The candidate touts a “9-9-9” plan for tax reform that would reduce the corporate and personal income tax rates to 9 percent and establish a 9 percent nationwide sales tax. Capital gains, estate and payroll taxes would be eliminated under his proposal while America’s business tax would instantly rank among the lowest in the developed world compared to the high 35 percent corporate rate it has now.
On ABC’s This Week on Sunday, Cain claimed that for a median income family, his plan would reduce the tax burden by $2,000 a year. Analysts with the Christian Science Monitor determined that for incomes under $20,000, the effective tax burden would rise from 13 to 17 percent. Cain has disputed that, pointing out that low-income families could avoid paying high sales taxes by purchasing used products which wouldn’t be taxed at all.
“The objective,” he explained, “was grow the base and make the tax code fairer for everybody. It levels the playing field,” he said on Fox News Sunday. “It gets rid of all the loopholes.”
But the most interesting is, it gets the government out of the business of trying to pick winners and losers and trying to decide what’s regressive and what’s not regressive.
Initially, Cain’s tax plan should raise approximately the same amount that is collected in federal taxes now. “But when businesses get some certainty that that’s going to be around for a while, then this economy is going to start to grow,” he predicted on Friday when he appeared on The Tonight Show with Jay Leno.
Asked to give his thoughts on the two Republican frontrunners for the nomination, Cain described Rick Perry as a “good governor” and joked that former Massachusetts governor Mitt Romney had “good hair.” Earlier in the week, he had told CNN that he could not support a Perry candidacy because of the Texan’s unwillingness to secure the American-Mexican border with a fence.
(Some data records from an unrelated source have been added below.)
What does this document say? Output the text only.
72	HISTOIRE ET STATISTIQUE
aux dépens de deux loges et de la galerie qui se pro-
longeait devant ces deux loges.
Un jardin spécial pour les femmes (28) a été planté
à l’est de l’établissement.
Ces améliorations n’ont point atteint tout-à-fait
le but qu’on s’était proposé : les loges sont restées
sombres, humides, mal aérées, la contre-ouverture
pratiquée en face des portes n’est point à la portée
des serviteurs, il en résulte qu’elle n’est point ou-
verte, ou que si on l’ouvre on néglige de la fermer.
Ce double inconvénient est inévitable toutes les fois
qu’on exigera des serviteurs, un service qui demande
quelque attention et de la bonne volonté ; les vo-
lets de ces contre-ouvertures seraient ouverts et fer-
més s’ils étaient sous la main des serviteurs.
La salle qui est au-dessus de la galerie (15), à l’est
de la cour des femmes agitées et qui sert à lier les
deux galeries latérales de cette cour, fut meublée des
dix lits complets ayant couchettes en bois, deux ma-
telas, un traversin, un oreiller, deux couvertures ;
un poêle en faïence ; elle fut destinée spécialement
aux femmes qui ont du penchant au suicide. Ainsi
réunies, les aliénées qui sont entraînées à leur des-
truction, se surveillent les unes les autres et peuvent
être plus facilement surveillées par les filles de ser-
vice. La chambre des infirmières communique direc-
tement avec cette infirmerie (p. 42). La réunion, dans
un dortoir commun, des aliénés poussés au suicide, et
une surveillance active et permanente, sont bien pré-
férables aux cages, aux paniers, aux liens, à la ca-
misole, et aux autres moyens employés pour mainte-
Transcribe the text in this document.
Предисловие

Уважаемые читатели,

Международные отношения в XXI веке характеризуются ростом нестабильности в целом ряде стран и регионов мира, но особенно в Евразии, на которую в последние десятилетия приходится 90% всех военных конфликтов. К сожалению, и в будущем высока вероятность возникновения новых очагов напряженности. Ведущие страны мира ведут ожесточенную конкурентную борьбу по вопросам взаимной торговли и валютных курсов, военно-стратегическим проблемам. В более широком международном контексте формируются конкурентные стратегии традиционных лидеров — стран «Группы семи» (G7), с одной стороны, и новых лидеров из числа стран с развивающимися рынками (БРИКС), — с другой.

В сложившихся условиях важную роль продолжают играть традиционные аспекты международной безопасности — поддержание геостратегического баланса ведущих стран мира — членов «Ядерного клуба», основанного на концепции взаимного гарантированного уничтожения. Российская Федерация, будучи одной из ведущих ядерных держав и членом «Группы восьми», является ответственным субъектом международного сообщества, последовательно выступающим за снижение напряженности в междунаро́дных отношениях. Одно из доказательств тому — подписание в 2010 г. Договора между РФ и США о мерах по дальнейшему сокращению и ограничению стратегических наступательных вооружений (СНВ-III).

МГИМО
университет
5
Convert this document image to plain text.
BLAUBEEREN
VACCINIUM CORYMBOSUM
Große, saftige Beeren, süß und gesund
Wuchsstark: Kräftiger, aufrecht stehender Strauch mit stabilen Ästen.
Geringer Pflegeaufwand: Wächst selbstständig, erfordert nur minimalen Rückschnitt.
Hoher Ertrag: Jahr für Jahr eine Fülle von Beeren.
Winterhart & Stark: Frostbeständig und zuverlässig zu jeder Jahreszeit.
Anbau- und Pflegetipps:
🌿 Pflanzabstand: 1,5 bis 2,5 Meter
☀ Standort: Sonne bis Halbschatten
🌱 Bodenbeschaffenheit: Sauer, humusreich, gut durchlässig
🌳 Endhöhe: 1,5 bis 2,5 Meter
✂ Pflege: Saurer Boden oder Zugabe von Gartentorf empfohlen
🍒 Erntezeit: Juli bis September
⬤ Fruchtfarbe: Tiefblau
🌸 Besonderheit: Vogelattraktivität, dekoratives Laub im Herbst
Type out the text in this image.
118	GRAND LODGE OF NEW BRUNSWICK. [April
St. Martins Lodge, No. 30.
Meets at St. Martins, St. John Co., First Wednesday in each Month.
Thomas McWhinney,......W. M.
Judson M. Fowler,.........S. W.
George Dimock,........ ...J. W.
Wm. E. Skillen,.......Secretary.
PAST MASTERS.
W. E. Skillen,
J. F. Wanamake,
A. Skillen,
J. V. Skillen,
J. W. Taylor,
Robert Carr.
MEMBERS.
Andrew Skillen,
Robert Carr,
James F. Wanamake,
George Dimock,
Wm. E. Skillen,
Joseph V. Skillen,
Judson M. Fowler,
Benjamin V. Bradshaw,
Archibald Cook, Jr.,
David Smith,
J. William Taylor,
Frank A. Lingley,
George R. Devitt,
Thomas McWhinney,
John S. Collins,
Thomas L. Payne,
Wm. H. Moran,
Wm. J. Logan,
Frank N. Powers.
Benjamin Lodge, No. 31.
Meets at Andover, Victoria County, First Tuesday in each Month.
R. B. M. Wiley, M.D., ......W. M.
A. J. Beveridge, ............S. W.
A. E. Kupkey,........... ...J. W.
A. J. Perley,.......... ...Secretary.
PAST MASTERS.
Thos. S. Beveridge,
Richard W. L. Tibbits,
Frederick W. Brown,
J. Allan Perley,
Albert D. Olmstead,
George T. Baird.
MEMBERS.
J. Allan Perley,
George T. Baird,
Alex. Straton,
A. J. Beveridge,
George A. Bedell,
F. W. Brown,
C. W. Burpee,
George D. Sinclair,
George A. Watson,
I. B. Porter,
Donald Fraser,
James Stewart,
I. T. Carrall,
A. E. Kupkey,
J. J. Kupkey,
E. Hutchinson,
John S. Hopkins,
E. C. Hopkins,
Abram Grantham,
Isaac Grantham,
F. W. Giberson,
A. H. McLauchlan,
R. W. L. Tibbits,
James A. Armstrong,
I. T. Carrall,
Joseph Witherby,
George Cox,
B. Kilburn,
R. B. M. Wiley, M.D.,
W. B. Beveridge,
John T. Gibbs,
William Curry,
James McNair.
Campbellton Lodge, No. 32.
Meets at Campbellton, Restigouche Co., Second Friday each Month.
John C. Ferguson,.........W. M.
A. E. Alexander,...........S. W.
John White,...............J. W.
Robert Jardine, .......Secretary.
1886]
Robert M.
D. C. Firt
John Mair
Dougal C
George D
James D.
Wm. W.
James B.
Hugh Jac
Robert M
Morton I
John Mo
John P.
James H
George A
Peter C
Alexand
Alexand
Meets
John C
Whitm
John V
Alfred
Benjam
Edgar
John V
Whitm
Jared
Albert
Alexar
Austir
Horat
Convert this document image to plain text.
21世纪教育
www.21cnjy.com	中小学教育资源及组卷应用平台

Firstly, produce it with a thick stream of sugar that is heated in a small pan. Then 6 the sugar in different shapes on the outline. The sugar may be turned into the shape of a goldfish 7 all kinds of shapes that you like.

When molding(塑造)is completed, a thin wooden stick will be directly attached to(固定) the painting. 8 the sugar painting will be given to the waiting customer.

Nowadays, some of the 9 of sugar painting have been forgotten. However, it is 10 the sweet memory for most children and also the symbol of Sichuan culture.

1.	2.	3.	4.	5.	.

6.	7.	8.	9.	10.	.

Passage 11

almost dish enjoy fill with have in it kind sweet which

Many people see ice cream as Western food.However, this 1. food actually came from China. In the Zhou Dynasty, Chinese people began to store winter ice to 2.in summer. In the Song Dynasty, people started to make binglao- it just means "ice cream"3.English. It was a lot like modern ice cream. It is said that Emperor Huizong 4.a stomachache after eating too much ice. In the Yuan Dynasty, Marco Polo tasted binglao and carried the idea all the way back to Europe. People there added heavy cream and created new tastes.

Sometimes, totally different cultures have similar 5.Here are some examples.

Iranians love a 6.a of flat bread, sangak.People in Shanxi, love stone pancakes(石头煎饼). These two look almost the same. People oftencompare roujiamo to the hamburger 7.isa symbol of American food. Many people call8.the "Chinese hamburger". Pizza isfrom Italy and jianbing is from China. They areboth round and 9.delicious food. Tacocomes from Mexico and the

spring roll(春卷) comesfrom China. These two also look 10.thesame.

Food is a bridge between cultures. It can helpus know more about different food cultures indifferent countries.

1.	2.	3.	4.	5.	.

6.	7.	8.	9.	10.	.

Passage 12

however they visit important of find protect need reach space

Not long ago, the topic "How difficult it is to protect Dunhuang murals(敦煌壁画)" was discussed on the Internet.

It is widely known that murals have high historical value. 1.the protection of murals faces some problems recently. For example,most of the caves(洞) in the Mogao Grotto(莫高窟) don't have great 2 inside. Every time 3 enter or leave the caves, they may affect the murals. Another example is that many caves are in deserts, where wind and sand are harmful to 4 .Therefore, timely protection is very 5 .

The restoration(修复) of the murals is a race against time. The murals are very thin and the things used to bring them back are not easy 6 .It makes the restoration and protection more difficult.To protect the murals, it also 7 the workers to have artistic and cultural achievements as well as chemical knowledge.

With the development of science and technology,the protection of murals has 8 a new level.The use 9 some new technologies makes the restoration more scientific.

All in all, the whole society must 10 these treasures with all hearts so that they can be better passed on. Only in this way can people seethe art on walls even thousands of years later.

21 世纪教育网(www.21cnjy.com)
Perry has dismissed the notion of building such a barrier, otherwise popular with conservative voters, as unrealistic. “The fact is, it’s 1,200 miles from Brownsville to El Paso,” he told New Hampshire voters in early September. “How long you think it would take to build that? And then if you build a thirty foot wall from El Paso to Brownsville, the 35 foot ladder business gets real good.”